BugTracker.NET is a free, open source issue tracker that has the same approach as FogBugz. (disclaimer: I'm the author). Same integration of incoming/outgoing email, screen capture utility, no required fields.

Mani Jain said...

I have found a recently launched tool "Projistics Bug Tracker"
Check the given link to get a detailed comparision amoung all candidate tools http://www.projistics.com/BugTracker_Compare.asp

Mona said...

I have tried Projistics. It is very user friendly and have almost all functionality as Fogbuzz and Jira.
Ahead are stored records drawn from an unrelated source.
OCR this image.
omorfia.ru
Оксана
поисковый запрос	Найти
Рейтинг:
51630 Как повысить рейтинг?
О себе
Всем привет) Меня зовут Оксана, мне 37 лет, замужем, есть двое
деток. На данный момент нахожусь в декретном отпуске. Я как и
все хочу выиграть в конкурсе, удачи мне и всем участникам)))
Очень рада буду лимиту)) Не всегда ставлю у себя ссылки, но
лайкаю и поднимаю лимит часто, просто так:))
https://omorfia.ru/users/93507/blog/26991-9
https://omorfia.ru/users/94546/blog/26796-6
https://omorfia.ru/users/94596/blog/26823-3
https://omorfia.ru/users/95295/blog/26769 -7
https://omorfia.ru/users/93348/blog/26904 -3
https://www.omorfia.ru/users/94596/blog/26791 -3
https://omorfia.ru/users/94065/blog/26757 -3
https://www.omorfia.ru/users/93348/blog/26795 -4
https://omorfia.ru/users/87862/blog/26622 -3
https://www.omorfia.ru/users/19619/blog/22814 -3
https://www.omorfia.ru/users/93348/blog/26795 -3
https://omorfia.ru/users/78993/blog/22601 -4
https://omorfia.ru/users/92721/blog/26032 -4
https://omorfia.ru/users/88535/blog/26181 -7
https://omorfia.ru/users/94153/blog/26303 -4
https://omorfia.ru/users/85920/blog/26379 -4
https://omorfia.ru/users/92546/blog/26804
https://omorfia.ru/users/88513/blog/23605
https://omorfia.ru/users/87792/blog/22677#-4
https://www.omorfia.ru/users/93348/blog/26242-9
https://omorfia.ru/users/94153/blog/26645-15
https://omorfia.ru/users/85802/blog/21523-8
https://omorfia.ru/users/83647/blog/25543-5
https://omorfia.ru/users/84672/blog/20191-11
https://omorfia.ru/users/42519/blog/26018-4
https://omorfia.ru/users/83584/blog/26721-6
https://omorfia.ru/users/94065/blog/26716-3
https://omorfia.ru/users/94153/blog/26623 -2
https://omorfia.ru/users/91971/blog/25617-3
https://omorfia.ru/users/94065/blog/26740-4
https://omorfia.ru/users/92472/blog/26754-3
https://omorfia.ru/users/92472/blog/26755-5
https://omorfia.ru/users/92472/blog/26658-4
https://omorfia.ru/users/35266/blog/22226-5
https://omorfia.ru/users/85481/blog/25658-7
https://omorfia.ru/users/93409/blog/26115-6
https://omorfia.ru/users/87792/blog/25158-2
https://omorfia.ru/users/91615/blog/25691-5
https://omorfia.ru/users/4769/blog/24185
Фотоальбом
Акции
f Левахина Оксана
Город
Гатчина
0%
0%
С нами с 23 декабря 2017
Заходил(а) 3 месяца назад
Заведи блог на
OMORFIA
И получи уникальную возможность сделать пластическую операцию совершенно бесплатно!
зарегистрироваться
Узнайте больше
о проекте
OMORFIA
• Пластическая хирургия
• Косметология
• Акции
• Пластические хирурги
Infact it has few more. have a look at the comparison chart present in there website.
http://www.projistics.com/BugTracker_Compare.asp

Also, it is very cost effective for a small to medium sized organization.

Rohit Tripathi said...

I think

Projistics
is the best Bug tracking software .

buy wow gold said...

When Wow Gold wolf finally found the wow gold cheap hole in the chimney he crawled cheap wow gold down and KERSPLASH right into that kettle of water and that was cheapest wow gold the end of his troubles with the big bad wolf.
game4power.
The next day the Buy Wow Goldlittle pig invited hisbuy gold wow mother over . She said "You see it is just as mygamegoldI told you. The way to get along in the world is to do world of warcraft gold things as well as you can." Fortunately for that little pig, he buy cheap wow gold learned that lesson. And he just k4gold lived happily ever after!.